In terms of Ethernet - Ethernet as used with "dumb hubs" is a half-duplex protocol. Data fabrics are designed to support multiple full-duplex data paths, and for that reason are used in Ethernet switches, which are very much more efficient than Ethernet hubs and can support Ethernet in full-duplex mode. In fact, it's impossible to use Gigabit Ethernet with dumb hubs, because it doesn't *have* a half-duplex mode.
So forget about 40% of anything.
Based on stuff I've found out in the past few days, here's how Windows appears to assign threads to cores. I'm basing this on experiments with Windows 7, but I believe Win10 is essentially similar.
1: After every timeslice, the core assignment for each thread is calculated anew, and is not stable. This results in frequent migrations of threads between cores, unless only one core is available to that thread (of which more below) or all other available cores are already busy.
2: The timeslice is based on the thread priority, which itself is influenced by the process priority.

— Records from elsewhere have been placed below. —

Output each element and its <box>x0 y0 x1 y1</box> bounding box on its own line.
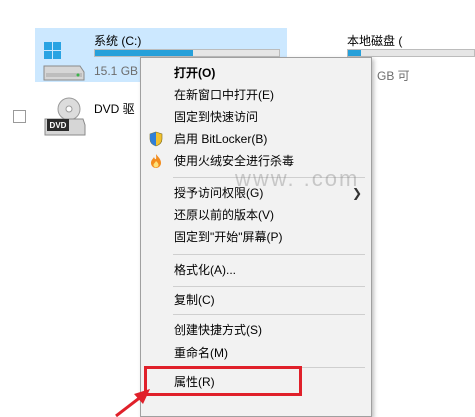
drive-local-usage-bar <box>347 49 475 57</box>
shield-icon <box>149 131 163 147</box>
menu-item-pin-quick-access[interactable]: 固定到快速访问 <box>142 106 370 128</box>
menu-item-pin-start[interactable]: 固定到"开始"屏幕(P) <box>142 226 370 248</box>
menu-separator <box>173 254 365 255</box>
properties-highlight-box <box>144 366 302 396</box>
dvd-icon-label: DVD <box>50 121 67 130</box>
menu-item-open-new-window[interactable]: 在新窗口中打开(E) <box>142 84 370 106</box>
fire-icon <box>151 154 161 168</box>
menu-item-label: 重命名(M) <box>174 346 228 360</box>
menu-item-restore-versions[interactable]: 还原以前的版本(V) <box>142 204 370 226</box>
drive-local-name: 本地磁盘 ( <box>347 34 403 48</box>
drive-c-usage-bar <box>94 49 280 57</box>
dvd-checkbox[interactable] <box>13 110 26 123</box>
menu-separator <box>173 286 365 287</box>
menu-item-label: 固定到快速访问 <box>174 110 259 124</box>
red-arrow-icon <box>115 389 150 417</box>
context-menu: 打开(O) 在新窗口中打开(E) 固定到快速访问 启用 BitLocker(B)… <box>140 57 372 417</box>
menu-item-label: 创建快捷方式(S) <box>174 323 262 337</box>
watermark: www. .com <box>235 166 360 191</box>
menu-item-label: 复制(C) <box>174 293 215 307</box>
drive-local-usage-fill <box>348 50 361 56</box>
menu-item-rename[interactable]: 重命名(M) <box>142 342 370 364</box>
menu-item-copy[interactable]: 复制(C) <box>142 289 370 311</box>
menu-item-format[interactable]: 格式化(A)... <box>142 259 370 281</box>
hard-drive-icon <box>43 42 85 81</box>
drive-dvd-name[interactable]: DVD 驱 <box>94 100 135 117</box>
drive-c-usage-fill <box>95 50 193 56</box>
drive-local-size: GB 可 <box>377 69 410 83</box>
menu-item-label: 启用 BitLocker(B) <box>174 132 268 146</box>
menu-item-create-shortcut[interactable]: 创建快捷方式(S) <box>142 319 370 341</box>
menu-separator <box>173 314 365 315</box>
menu-item-label: 格式化(A)... <box>174 263 236 277</box>
dvd-drive-icon: DVD <box>44 97 86 136</box>
menu-item-label: 还原以前的版本(V) <box>174 208 274 222</box>
menu-item-label: 打开(O) <box>174 66 216 80</box>
drive-c-size: 15.1 GB <box>94 64 139 78</box>
menu-item-bitlocker[interactable]: 启用 BitLocker(B) <box>142 128 370 150</box>
drive-c-name: 系统 (C:) <box>94 34 142 48</box>
menu-item-label: 固定到"开始"屏幕(P) <box>174 230 283 244</box>
menu-item-open[interactable]: 打开(O) <box>142 62 370 84</box>
menu-item-label: 在新窗口中打开(E) <box>174 88 274 102</box>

Higher priorities get longer timeslices - "realtime" gets a (pseudo?) infinite timeslice. You can therefore reduce the thread migration frequency just by increasing the process priority.
3: Core availability is determined solely by Core Parking. The scheduler itself **is not SMT aware**, but the Core Parking algorithm is. Core Parking is not part of the scheduler - it is part of the power management subsystem, and its tunables can be made available in the Power Options control panel with some registry tweaks. I emphasise: if all cores are unparked, Windows will happily migrate threads randomly onto both physical and virtual cores, just as if they were all physical.

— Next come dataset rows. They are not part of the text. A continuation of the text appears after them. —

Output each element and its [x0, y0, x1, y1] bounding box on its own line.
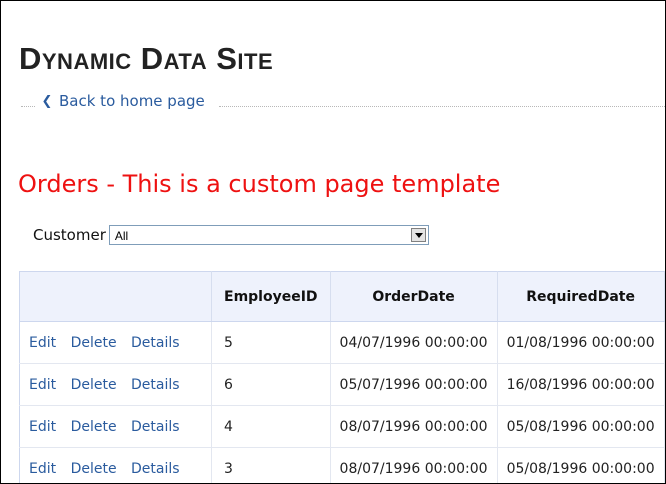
cell-required-date: 01/08/1996 00:00:00: [497, 321, 665, 364]
table-row: Edit Delete Details 6 05/07/1996 00:00:0…: [19, 363, 665, 406]
row-actions: Edit Delete Details: [19, 405, 212, 448]
cell-order-date: 04/07/1996 00:00:00: [330, 321, 498, 364]
cell-order-date: 08/07/1996 00:00:00: [330, 405, 498, 448]
customer-select-value: All: [114, 229, 129, 243]
table-row: Edit Delete Details 3 08/07/1996 00:00:0…: [19, 447, 665, 483]
cell-employee-id: 4: [211, 405, 331, 448]
back-nav: ❮ Back to home page: [21, 89, 665, 113]
cell-employee-id: 3: [211, 447, 331, 483]
cell-employee-id: 6: [211, 363, 331, 406]
cell-order-date: 08/07/1996 00:00:00: [330, 447, 498, 483]
cell-required-date: 05/08/1996 00:00:00: [497, 405, 665, 448]
column-header-employee-id[interactable]: EmployeeID: [211, 271, 331, 322]
edit-link[interactable]: Edit: [29, 461, 56, 477]
column-header-required-date[interactable]: RequiredDate: [497, 271, 665, 322]
cell-required-date: 05/08/1996 00:00:00: [497, 447, 665, 483]
customer-select[interactable]: All: [108, 225, 429, 245]
column-header-order-date[interactable]: OrderDate: [330, 271, 498, 322]
delete-link[interactable]: Delete: [71, 419, 117, 435]
table-row: Edit Delete Details 4 08/07/1996 00:00:0…: [19, 405, 665, 448]
delete-link[interactable]: Delete: [71, 461, 117, 477]
dotted-divider: [218, 105, 665, 107]
cell-order-date: 05/07/1996 00:00:00: [330, 363, 498, 406]
chevron-down-icon[interactable]: [410, 228, 426, 242]
page-heading: Orders - This is a custom page template: [18, 170, 501, 198]
row-actions: Edit Delete Details: [19, 447, 212, 483]
site-title: Dynamic Data Site: [19, 41, 274, 76]
edit-link[interactable]: Edit: [29, 377, 56, 393]
cell-employee-id: 5: [211, 321, 331, 364]
row-actions: Edit Delete Details: [19, 321, 212, 364]
dotted-divider: [21, 105, 35, 107]
edit-link[interactable]: Edit: [29, 419, 56, 435]
details-link[interactable]: Details: [131, 419, 180, 435]
customer-filter-label: Customer: [33, 226, 106, 244]
delete-link[interactable]: Delete: [71, 377, 117, 393]
cell-required-date: 16/08/1996 00:00:00: [497, 363, 665, 406]
edit-link[interactable]: Edit: [29, 335, 56, 351]
customer-filter: Customer All: [33, 225, 429, 245]
delete-link[interactable]: Delete: [71, 335, 117, 351]
table-row: Edit Delete Details 5 04/07/1996 00:00:0…: [19, 321, 665, 364]
page-frame: Dynamic Data Site ❮ Back to home page Or…: [0, 0, 666, 484]
grid-header-row: EmployeeID OrderDate RequiredDate: [19, 271, 665, 322]
details-link[interactable]: Details: [131, 377, 180, 393]
column-header-actions: [19, 271, 212, 322]
orders-grid: EmployeeID OrderDate RequiredDate Edit D…: [19, 271, 665, 483]
chevron-left-icon[interactable]: ❮: [35, 94, 59, 109]
details-link[interactable]: Details: [131, 335, 180, 351]
back-to-home-link[interactable]: Back to home page: [59, 92, 205, 110]
details-link[interactable]: Details: [131, 461, 180, 477]
row-actions: Edit Delete Details: [19, 363, 212, 406]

4: If the thread or process has CPU Affinity set, that further limits the available set of cores for that thread, on top of Core Parking. However, if all affinity-set cores for a thread are parked, Core Parking is overridden and the thread is assigned to one of its affinity cores anyway. Core Parking can detect this and will unpark cores which see significant affinity activity. NB: a parked core is not necessarily shut down (in C-state) - but a parked core is *usually* idle and *therefore* usually shut down. C-stated cores are necessary to go beyond the all-core turbo speeds automatically.
5: On Windows 7, by default all physical cores have at least one virtual core unparked at all times. This might be different on Win10, based on screenshots. There is a toggle for this behaviour.

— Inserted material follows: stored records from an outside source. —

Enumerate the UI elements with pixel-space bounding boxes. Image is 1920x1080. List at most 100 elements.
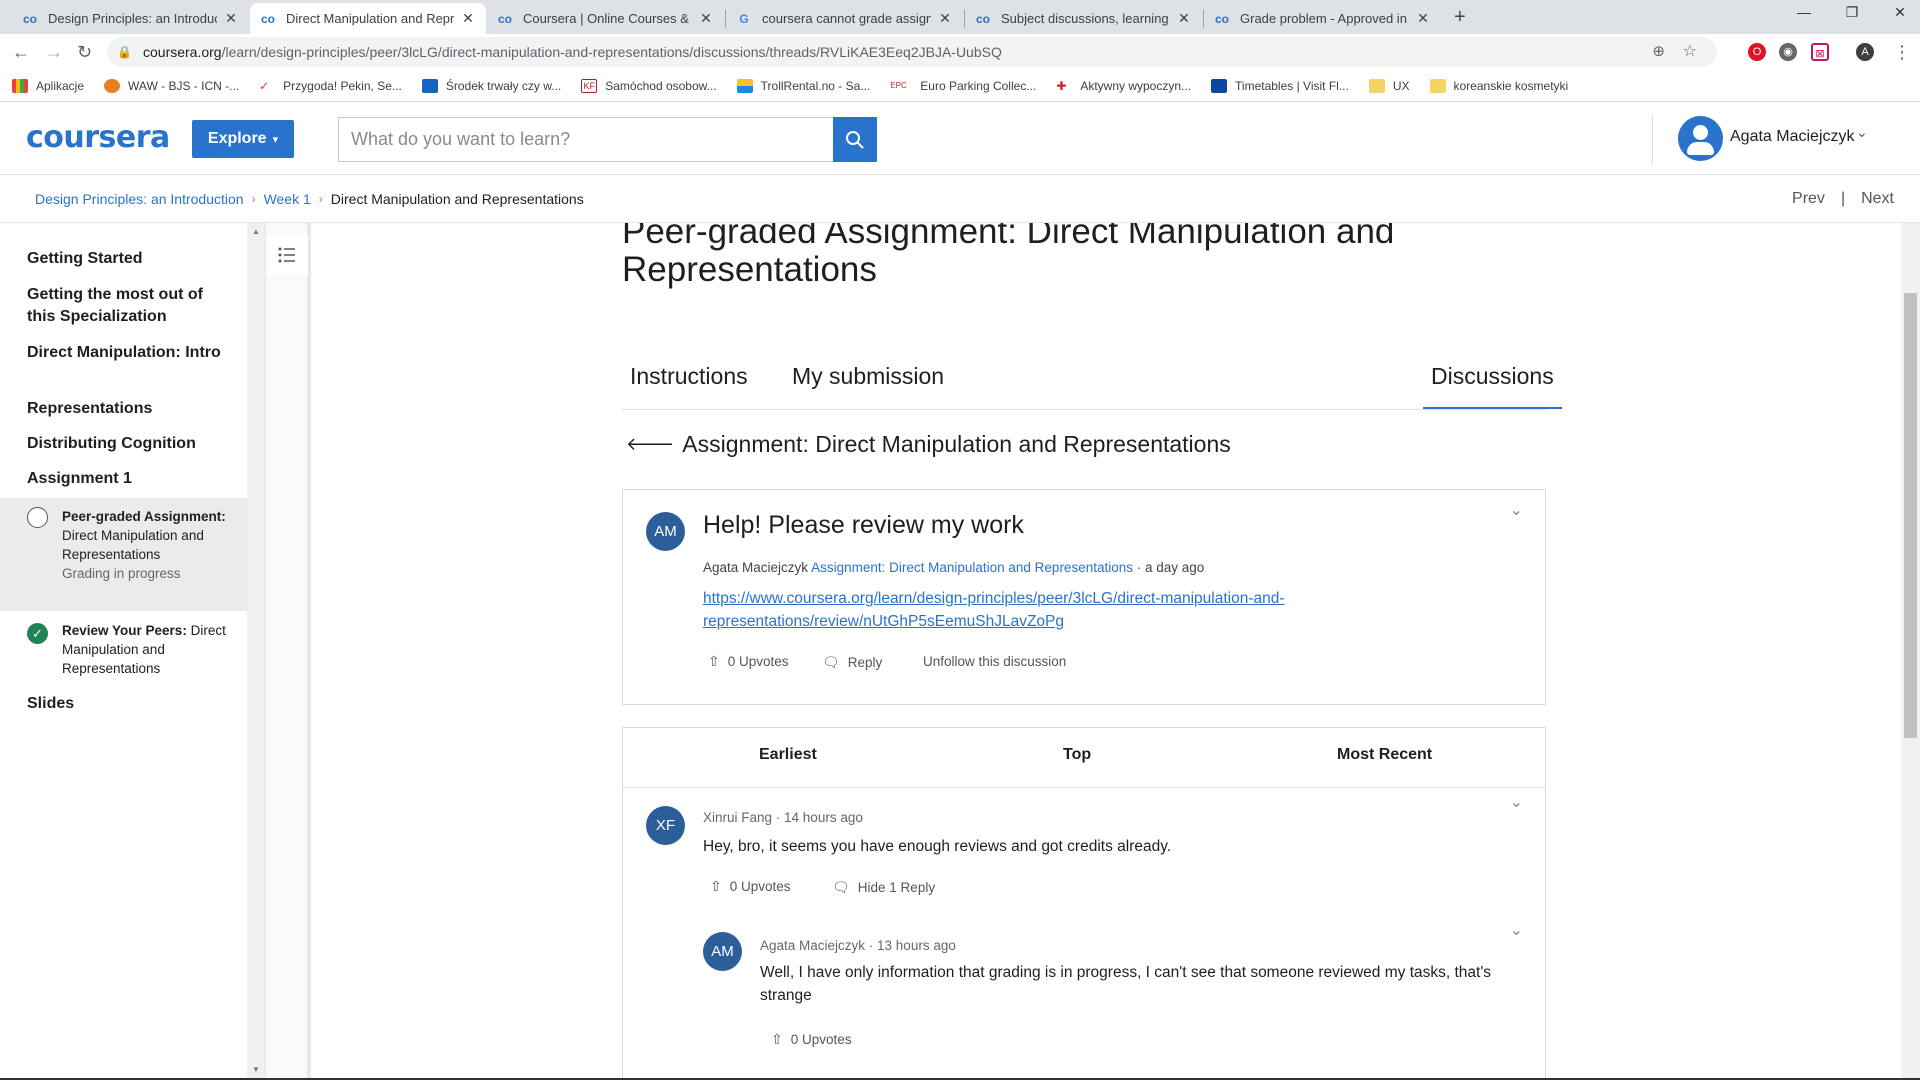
avatar: AM — [646, 512, 685, 551]
browser-tab-title: Grade problem - Approved in rev — [1240, 11, 1409, 26]
thread-author[interactable]: Agata Maciejczyk — [703, 560, 808, 575]
chevron-down-icon[interactable]: ⌄ — [1510, 920, 1523, 940]
bookmark-item[interactable]: EPC Euro Parking Collec... — [890, 79, 1036, 93]
explore-button[interactable]: Explore ▾ — [192, 120, 294, 158]
sidebar-subitem-review-peers[interactable]: ✓ Review Your Peers: Direct Manipulation… — [0, 613, 247, 683]
search-button[interactable] — [833, 117, 877, 162]
bookmark-label: Przygoda! Pekin, Se... — [283, 78, 402, 93]
back-icon[interactable]: ← — [12, 42, 30, 63]
close-tab-icon[interactable]: ✕ — [223, 10, 239, 27]
coursera-favicon-icon: co — [975, 11, 990, 26]
sort-most-recent[interactable]: Most Recent — [1337, 746, 1432, 764]
avatar: AM — [703, 932, 742, 971]
browser-tab[interactable]: co Subject discussions, learning tips ✕ — [965, 3, 1202, 34]
browser-tab-active[interactable]: co Direct Manipulation and Represe ✕ — [250, 3, 486, 34]
sidebar-subitem-peer-graded[interactable]: Peer-graded Assignment: Direct Manipulat… — [0, 498, 247, 611]
bookmark-star-icon[interactable]: ☆ — [1683, 41, 1697, 61]
tab-discussions[interactable]: Discussions — [1423, 363, 1562, 409]
breadcrumb-course[interactable]: Design Principles: an Introduction — [35, 191, 244, 207]
upvote-button[interactable]: ⇧ 0 Upvotes — [708, 653, 789, 670]
thread-forum-link[interactable]: Assignment: Direct Manipulation and Repr… — [811, 560, 1133, 575]
bookmark-item[interactable]: WAW - BJS - ICN -... — [104, 78, 239, 93]
close-tab-icon[interactable]: ✕ — [1415, 10, 1431, 27]
browser-tab[interactable]: G coursera cannot grade assignme ✕ — [726, 3, 963, 34]
profile-avatar[interactable]: A — [1856, 43, 1874, 61]
upvote-button[interactable]: ⇧ 0 Upvotes — [710, 878, 791, 895]
page-scrollbar[interactable] — [1901, 223, 1920, 1080]
close-tab-icon[interactable]: ✕ — [1176, 10, 1192, 27]
sidebar-item-slides[interactable]: Slides — [27, 693, 227, 715]
url-field[interactable]: 🔒 coursera.org/learn/design-principles/p… — [107, 37, 1717, 67]
forward-icon[interactable]: → — [45, 42, 63, 63]
reload-icon[interactable]: ↻ — [77, 42, 92, 63]
browser-tab[interactable]: co Design Principles: an Introductio ✕ — [12, 3, 249, 34]
bookmark-apps[interactable]: Aplikacje — [12, 78, 84, 93]
bookmark-label: UX — [1392, 78, 1410, 93]
reply-label: Reply — [847, 655, 883, 670]
browser-tab-title: coursera cannot grade assignme — [762, 11, 931, 26]
extension-icon[interactable]: ◉ — [1779, 43, 1797, 61]
arrow-up-icon: ⇧ — [771, 1031, 783, 1047]
arrow-left-icon: 🡐 — [626, 434, 675, 454]
opera-extension-icon[interactable]: O — [1748, 43, 1766, 61]
sidebar-item-representations[interactable]: Representations — [27, 398, 227, 420]
user-avatar-icon[interactable] — [1678, 116, 1723, 161]
sidebar-item-getting-most[interactable]: Getting the most out of this Specializat… — [27, 284, 227, 328]
coursera-logo[interactable]: coursera — [26, 120, 170, 155]
sidebar-item-direct-manipulation[interactable]: Direct Manipulation: Intro — [27, 342, 227, 364]
bookmark-item[interactable]: KF Samóchod osobow... — [581, 78, 717, 93]
tab-my-submission[interactable]: My submission — [784, 363, 952, 409]
window-close-icon[interactable]: ✕ — [1880, 4, 1920, 21]
prev-button[interactable]: Prev — [1792, 190, 1825, 208]
pocket-extension-icon[interactable]: ⊠ — [1811, 43, 1829, 61]
sidebar-scrollbar[interactable]: ▲ ▼ — [247, 223, 265, 1080]
scroll-down-icon[interactable]: ▼ — [252, 1065, 260, 1074]
bookmark-folder[interactable]: koreanskie kosmetyki — [1429, 78, 1568, 93]
upvote-button[interactable]: ⇧ 0 Upvotes — [771, 1031, 852, 1048]
bookmark-item[interactable]: ✚ Aktywny wypoczyn... — [1056, 79, 1191, 93]
bookmark-folder[interactable]: UX — [1368, 78, 1410, 93]
outline-toggle-button[interactable] — [266, 235, 308, 275]
scroll-up-icon[interactable]: ▲ — [252, 227, 260, 236]
sidebar-item-getting-started[interactable]: Getting Started — [27, 248, 227, 270]
zoom-icon[interactable]: ⊕ — [1652, 42, 1665, 60]
arrow-up-icon: ⇧ — [708, 653, 720, 669]
header-divider — [1652, 114, 1653, 164]
bookmark-item[interactable]: Środek trwały czy w... — [421, 78, 561, 93]
bookmark-item[interactable]: ✓ Przygoda! Pekin, Se... — [259, 79, 402, 93]
bookmark-item[interactable]: Timetables | Visit Fl... — [1211, 78, 1349, 93]
sidebar-item-assignment-1[interactable]: Assignment 1 — [27, 468, 227, 490]
close-tab-icon[interactable]: ✕ — [698, 10, 714, 27]
chevron-down-icon[interactable]: ⌄ — [1510, 500, 1523, 520]
back-to-forum-link[interactable]: 🡐 Assignment: Direct Manipulation and Re… — [626, 431, 1231, 458]
browser-menu-icon[interactable]: ⋮ — [1893, 42, 1911, 63]
next-button[interactable]: Next — [1861, 190, 1894, 208]
minimize-icon[interactable]: — — [1784, 4, 1824, 20]
reply-text: Hey, bro, it seems you have enough revie… — [703, 838, 1172, 855]
user-name[interactable]: Agata Maciejczyk — [1730, 128, 1855, 146]
search-input[interactable]: What do you want to learn? — [338, 117, 834, 162]
new-tab-icon[interactable]: + — [1454, 6, 1466, 29]
close-tab-icon[interactable]: ✕ — [937, 10, 953, 27]
main-content: Peer-graded Assignment: Direct Manipulat… — [311, 223, 1901, 1080]
submission-link[interactable]: https://www.coursera.org/learn/design-pr… — [703, 587, 1343, 633]
scrollbar-thumb[interactable] — [1904, 293, 1917, 738]
chevron-down-icon[interactable]: ⌄ — [1510, 792, 1523, 812]
browser-tab[interactable]: co Grade problem - Approved in rev ✕ — [1204, 3, 1441, 34]
bookmark-favicon-icon — [1211, 78, 1228, 93]
browser-tab-strip: co Design Principles: an Introductio ✕ c… — [0, 0, 1920, 34]
bookmark-label: Samóchod osobow... — [605, 78, 717, 93]
hide-replies-button[interactable]: 🗨 Hide 1 Reply — [832, 879, 935, 896]
sidebar-item-distributing-cognition[interactable]: Distributing Cognition — [27, 433, 227, 455]
reply-button[interactable]: 🗨 Reply — [822, 654, 882, 671]
sort-earliest[interactable]: Earliest — [759, 746, 817, 764]
browser-tab[interactable]: co Coursera | Online Courses & Cre ✕ — [487, 3, 724, 34]
restore-icon[interactable]: ❐ — [1832, 4, 1872, 21]
chevron-down-icon[interactable]: ⌄ — [1856, 124, 1868, 141]
bookmark-item[interactable]: TrollRental.no - Sa... — [736, 78, 870, 93]
sort-top[interactable]: Top — [1063, 746, 1091, 764]
tab-instructions[interactable]: Instructions — [622, 363, 756, 409]
close-tab-icon[interactable]: ✕ — [460, 10, 476, 27]
unfollow-button[interactable]: Unfollow this discussion — [923, 654, 1066, 669]
breadcrumb-week[interactable]: Week 1 — [264, 191, 311, 207]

6: The Core Parking algorithm is very dumb - it doesn't seem to know how many threads are "runnable" at any given instant - and is therefore tuned to be very liberal about how many cores are unparked. I can fully believe that it will unpark about twice as many cores as there are full-time threads. This means that a 2T workload will appear to be spread evenly across 4 cores on a many-core system - but this **must not** be taken as evidence of NUMA awareness.
In short, it's a mess. As I noted over on Reddit, Linux does all of this about 500% better, because Linux people care about technical results, not risk-averse arse-covering.
Well, now the chickens have come home to roost in Redmond, as far as technical debt in the basic scheduler is concerned. Here are a couple of things that could be fixed by one competent engineer in a week:
1: Make the core assignment algorithm stable, ie. so that it prefers to assign the core that the thread is already running on, or that it last ran on (if it isn't busy). This will have immediate performance benefits on *all* SMP, SMT, CMT, and NUMA systems, not just Ryzen. Less context-switch overhead, fewer cache misses, better branch prediction, more truly-idle cores that can be C-stated. It's pure win.
2: Rework the Core Parking algorithm to use the runnable thread count to guide the number of unparked cores. On NUMA systems, unpark cores preferentially on the same node for runnable threads belonging to the same process, and preferentially on different nodes for runnable threads in different processes. Better yet, scrap Core Parking entirely and work on the best practical implementation of Point 1.
That, of course, is how Linux does it.